The ridiculous myth that "Tim Beners-Lee invented HTML" has been repeated, over and over again, every single day... for decades... resulting in that myth becoming accepted as gospel truth.  With awards and acclaim (and even a knighthood) showered upon Sir Tim, in part, because of that myth.

The work which Tim Berners-Lee did on that initial HTML 1.0 release was -- to put it bluntly -- trivial.  At most.  Bordering on plagiarization.

The reality is... Tim stood on the backs of giants.  He wasn't simply inspired by others... he directly copied them.  To the point where Tim's work is almost indistinguishable (see the screenshots above) from the work which he copied (and is almost always attributed to him).

Some of the giants he stood on the backs of:

  • Anders Berglund (and his work on SGMLguid at CERN).
  • Charles Goldfarb, Edward Mosher and Raymond Lorie (the original creators of GML, upon which SGML was based -- note that "GML" was named after the first letters in their last names).
  • Ted Nelson and Douglas Engelbart for their early (1960s) work on HyperText systems.
  • And so many others.

Every single one of those names contributed something new and significant to the world of HyperText and Markup Languages.  They blazed new trails.

Sir Tim copied the existing SGML, changed the file extension, removed a few features, added an anchor tag (which was a feature everyone and their dog was doing at the time), and released it.

"Modifying a Work" vs "Claiming it as Your Own"
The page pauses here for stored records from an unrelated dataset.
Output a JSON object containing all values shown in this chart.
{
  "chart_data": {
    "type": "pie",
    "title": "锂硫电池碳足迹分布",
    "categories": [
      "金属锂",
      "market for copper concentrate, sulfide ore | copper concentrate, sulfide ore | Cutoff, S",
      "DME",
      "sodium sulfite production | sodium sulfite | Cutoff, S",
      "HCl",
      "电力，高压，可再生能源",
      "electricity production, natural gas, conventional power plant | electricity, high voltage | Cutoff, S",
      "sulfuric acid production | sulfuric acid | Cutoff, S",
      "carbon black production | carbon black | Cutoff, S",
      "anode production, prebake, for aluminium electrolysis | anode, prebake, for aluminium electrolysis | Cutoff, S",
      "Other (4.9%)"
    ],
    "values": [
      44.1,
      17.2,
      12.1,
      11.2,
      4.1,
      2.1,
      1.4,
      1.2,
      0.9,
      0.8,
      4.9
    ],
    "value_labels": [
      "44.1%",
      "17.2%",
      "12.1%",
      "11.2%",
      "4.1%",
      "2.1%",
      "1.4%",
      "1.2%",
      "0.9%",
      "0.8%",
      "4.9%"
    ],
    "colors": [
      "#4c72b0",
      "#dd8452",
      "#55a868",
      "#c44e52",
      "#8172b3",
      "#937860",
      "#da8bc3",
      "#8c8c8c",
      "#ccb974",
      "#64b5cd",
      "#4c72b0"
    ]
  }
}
If I were to, for example, fork the Linux kernel -- change one line of code -- and release it as "NotLinuxWinkWink"... I can do that.  It's an open source project, and I can legally make modifications and release copies.

But, if I were to then receive near universal acclaim for inventing "NotLinuxWinkWink"... that's a problem.  Legality aside, that just wouldn't be right.  Or true.

Likewise, if I were to copy the specification for the C programming language... and change one line (or add one feature)... it would not be true to say that I "invented" a new language.  I tweaked something that already existed (that somebody else built).  A little.

Thus is the case with Sir Tim and HTML.

Was Sir Tim an instrumental figure in computing?  You bet.  Does he deserve a mention in the history books because of that?  Absolutely.  And in some positive ways, at that!

But did he "invent" HTML?  Not by a long shot.

And we need to stop repeating that myth.